Nike, Inc., v. McCarthy

Decision Date29 September 2003
Docket NumberNo. CIV. 03-1128-MA.,CIV. 03-1128-MA.
Citation285 F.Supp.2d 1242
PartiesNIKE, INC., Plaintiff, v. Eugene R. McCARTHY, Defendant.
CourtU.S. District Court — District of Oregon

Amy Joseph Pedersen, Karin L. Guenther, Tonkon Torp LLP, Portland, OR, for Plaintiff.

Christopher T. Carson, Kilmer, Voorhees & Laurick, Portland, OR, Steven L. Manchel, Davidson, Manchel & Brennan, Newton, MA, for Defendant.

OPINION & ORDER

MARSH, District Judge.

Plaintiff filed this action against a former employee seeking temporary and permanent injunctive relief prohibiting defendant from maintaining employment with Reebok, International. Plaintiff seeks specific performance of a written covenant not to compete. On August 26, 2003, I granted plaintiff's motion for a temporary restraining order. On September 23-24, 2003, an evidentiary hearing was conducted on plaintiff's motion for a preliminary injunction. On September 24, 2003, I granted plaintiff's motion for a preliminary injunction. The following constitutes my findings of fact and conclusions of law pursuant to Fed.R.Civ.P. 52 and 65.

Standards

To obtain a preliminary injunction, plaintiff must demonstrate either (1) a combination of probable success on the merits and the possibility of irreparable harm, or (2) that serious questions are raised and the balance of hardships tips sharply in favor of the moving party. Tillamook County v. U.S. Army Corps of Engineers, 288 F.3d 1140, 1143 (9th Cir. 2002); Sardi's Restaurant Corp. v. Sardie, 755 F.2d 719, 723 (9th Cir.1985). These are not two distinct tests, but rather are opposite ends of a single "continuum in which the required showing of harm varies inversely with the required showing of meritoriousness." Rodeo Collection, Ltd. v.

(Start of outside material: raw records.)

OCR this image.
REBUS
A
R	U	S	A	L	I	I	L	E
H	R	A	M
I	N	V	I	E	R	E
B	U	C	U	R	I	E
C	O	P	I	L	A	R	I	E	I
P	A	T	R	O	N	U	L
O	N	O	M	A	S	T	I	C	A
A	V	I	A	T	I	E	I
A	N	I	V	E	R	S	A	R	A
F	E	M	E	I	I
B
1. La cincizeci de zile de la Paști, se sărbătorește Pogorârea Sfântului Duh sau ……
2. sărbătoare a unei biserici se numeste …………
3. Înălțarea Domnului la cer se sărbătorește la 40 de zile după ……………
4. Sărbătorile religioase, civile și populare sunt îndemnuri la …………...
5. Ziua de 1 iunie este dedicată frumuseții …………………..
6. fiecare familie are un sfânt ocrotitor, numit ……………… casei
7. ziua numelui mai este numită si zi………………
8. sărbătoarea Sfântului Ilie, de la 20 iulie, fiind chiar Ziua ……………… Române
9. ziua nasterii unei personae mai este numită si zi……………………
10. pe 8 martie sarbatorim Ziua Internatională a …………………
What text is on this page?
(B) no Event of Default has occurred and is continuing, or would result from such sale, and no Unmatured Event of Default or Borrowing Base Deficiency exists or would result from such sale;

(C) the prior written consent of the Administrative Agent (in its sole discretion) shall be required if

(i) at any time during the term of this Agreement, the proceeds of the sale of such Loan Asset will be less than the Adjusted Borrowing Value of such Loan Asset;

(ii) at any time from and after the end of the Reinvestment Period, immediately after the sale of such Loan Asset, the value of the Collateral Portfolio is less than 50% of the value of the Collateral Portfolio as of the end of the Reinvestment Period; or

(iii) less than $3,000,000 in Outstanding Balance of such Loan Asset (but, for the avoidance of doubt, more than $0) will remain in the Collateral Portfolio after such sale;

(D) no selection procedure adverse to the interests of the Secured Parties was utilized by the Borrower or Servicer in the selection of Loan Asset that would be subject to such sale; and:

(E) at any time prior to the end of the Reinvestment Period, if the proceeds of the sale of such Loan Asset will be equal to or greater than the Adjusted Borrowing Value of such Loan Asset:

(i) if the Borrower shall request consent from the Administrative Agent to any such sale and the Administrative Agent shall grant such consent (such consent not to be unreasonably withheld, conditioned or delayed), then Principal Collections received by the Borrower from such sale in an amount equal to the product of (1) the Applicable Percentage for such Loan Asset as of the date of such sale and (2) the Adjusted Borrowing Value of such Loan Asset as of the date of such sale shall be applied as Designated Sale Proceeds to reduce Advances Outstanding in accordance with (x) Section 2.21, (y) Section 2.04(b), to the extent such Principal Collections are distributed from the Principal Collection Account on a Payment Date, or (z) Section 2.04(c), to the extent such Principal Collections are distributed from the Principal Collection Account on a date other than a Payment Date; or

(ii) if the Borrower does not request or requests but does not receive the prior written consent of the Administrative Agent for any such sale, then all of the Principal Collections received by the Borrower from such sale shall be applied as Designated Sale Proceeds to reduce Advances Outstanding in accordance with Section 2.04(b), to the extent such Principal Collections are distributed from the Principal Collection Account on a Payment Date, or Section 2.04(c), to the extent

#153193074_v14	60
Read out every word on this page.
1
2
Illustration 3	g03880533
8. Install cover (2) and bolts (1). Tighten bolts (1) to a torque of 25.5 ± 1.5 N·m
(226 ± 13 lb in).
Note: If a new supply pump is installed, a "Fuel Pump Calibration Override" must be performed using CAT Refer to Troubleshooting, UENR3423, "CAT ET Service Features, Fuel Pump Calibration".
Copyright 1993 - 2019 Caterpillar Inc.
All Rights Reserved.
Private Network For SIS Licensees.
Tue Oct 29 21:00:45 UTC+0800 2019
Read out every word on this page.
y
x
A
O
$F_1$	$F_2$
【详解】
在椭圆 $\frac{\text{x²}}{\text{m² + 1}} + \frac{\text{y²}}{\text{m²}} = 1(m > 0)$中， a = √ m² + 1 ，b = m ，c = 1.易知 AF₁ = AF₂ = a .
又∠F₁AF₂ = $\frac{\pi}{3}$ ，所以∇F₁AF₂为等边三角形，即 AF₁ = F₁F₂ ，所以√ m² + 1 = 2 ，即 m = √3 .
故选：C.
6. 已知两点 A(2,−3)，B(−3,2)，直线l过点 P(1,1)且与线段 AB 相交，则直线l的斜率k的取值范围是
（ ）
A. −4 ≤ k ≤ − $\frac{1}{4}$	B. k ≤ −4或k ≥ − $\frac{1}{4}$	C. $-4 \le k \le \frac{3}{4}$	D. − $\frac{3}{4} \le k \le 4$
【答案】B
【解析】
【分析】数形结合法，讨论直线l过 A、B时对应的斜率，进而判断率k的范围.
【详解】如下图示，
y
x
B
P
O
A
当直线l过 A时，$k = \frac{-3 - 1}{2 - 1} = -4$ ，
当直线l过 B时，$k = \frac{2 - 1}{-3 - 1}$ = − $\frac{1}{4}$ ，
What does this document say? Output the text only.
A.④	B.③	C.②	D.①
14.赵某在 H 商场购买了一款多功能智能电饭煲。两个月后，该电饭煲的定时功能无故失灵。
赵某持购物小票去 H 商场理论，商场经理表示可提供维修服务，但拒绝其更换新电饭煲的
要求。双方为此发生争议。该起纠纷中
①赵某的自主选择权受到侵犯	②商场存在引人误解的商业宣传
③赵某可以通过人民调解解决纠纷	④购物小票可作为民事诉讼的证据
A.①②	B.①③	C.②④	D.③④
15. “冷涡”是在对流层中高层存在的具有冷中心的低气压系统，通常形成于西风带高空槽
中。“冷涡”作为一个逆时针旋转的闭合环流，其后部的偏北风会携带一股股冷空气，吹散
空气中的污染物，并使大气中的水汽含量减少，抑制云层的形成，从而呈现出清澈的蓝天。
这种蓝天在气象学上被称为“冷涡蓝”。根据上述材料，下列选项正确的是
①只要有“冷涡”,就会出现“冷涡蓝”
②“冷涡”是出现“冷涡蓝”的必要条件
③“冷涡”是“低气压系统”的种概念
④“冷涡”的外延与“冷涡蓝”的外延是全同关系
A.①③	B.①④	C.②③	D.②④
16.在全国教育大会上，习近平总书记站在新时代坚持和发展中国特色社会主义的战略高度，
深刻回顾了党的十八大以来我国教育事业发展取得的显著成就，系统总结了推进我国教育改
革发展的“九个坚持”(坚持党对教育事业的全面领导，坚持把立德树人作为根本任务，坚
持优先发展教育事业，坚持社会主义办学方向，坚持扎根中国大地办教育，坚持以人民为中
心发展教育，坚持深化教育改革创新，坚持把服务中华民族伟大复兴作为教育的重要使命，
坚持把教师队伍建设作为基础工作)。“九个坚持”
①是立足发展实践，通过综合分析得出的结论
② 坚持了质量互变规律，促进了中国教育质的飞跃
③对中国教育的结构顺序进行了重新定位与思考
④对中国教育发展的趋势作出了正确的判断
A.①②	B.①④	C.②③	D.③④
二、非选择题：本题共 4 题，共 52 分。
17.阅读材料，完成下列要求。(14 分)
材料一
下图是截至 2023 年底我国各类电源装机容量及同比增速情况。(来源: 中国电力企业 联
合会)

West Seventh, 812 F.2d 1215, 1217 (9th Cir.1987) (citations omitted).

Discussion

First, I note at the outset that this case involves enforcement of a contract. The contract calls for the defendant not to work for any Nike competitor for a 1-year period following severance from his employment with Nike. The contract is plain and unambiguous and does not, in any way, depend upon the reasons for defendant's severance with the company. Whether defendant left voluntarily or was forced to resign is of no moment; however, I find from the evidence presented that the defendant left his position with Nike voluntarily.

Nike is seeking specific enforcement of this contract. Under the plain language of the contract they would be entitled to relief. However, under Oregon law (ORS 653.295), we must engage in an additional inquiry to determine whether enforcement of this contract would be unfair because defendant was compelled to execute the agreement after receiving a bona fide advancement rather than contemporaneous with that decision. Oregon law requires that a non-competition agreement be entered into "upon" a bona fide advancement. Execution of a non-competition agreement with an employee at any time after an initial hiring or promotion is ineffective. See IKON Office Solutions, Inc. v. American Office Products, Inc., 178 F.Supp.2d 1154 (2001) (invalidating non-competition contract executed 17 days after employment commenced), aff'd 61 Fed. Appx. 378 (9th Cir.2003).

Findings

The defendant has been employed by Nike in various capacities for the last twenty years. In June of 1995, defendant became a Key Account Sales Manager (KAM) in Philadelphia, Pennsylvania. Up until his KAM position, defendant had not been asked to execute any non-competition agreements as a condition of his employment. He did sign such an agreement after receiving the KAM job. In late February or early March of 1997, defendant was approached by his immediate superior, John Petersen about a promotion to the position of Regional Footwear Sales Manager (RFSM) for the eastern region.

There is no dispute that:

(a) McCarthy received a "bona fide promotion" in the Spring of 1997;

(b) McCarthy's salary increase for his new position became effective April 1, 1997;

(c) His salary increased and his job duties and responsibilities were expanded with his new title of Regional Footwear and Sales Manager;

(d) McCarthy received and signed the non-compete agreement on March 27, 1997.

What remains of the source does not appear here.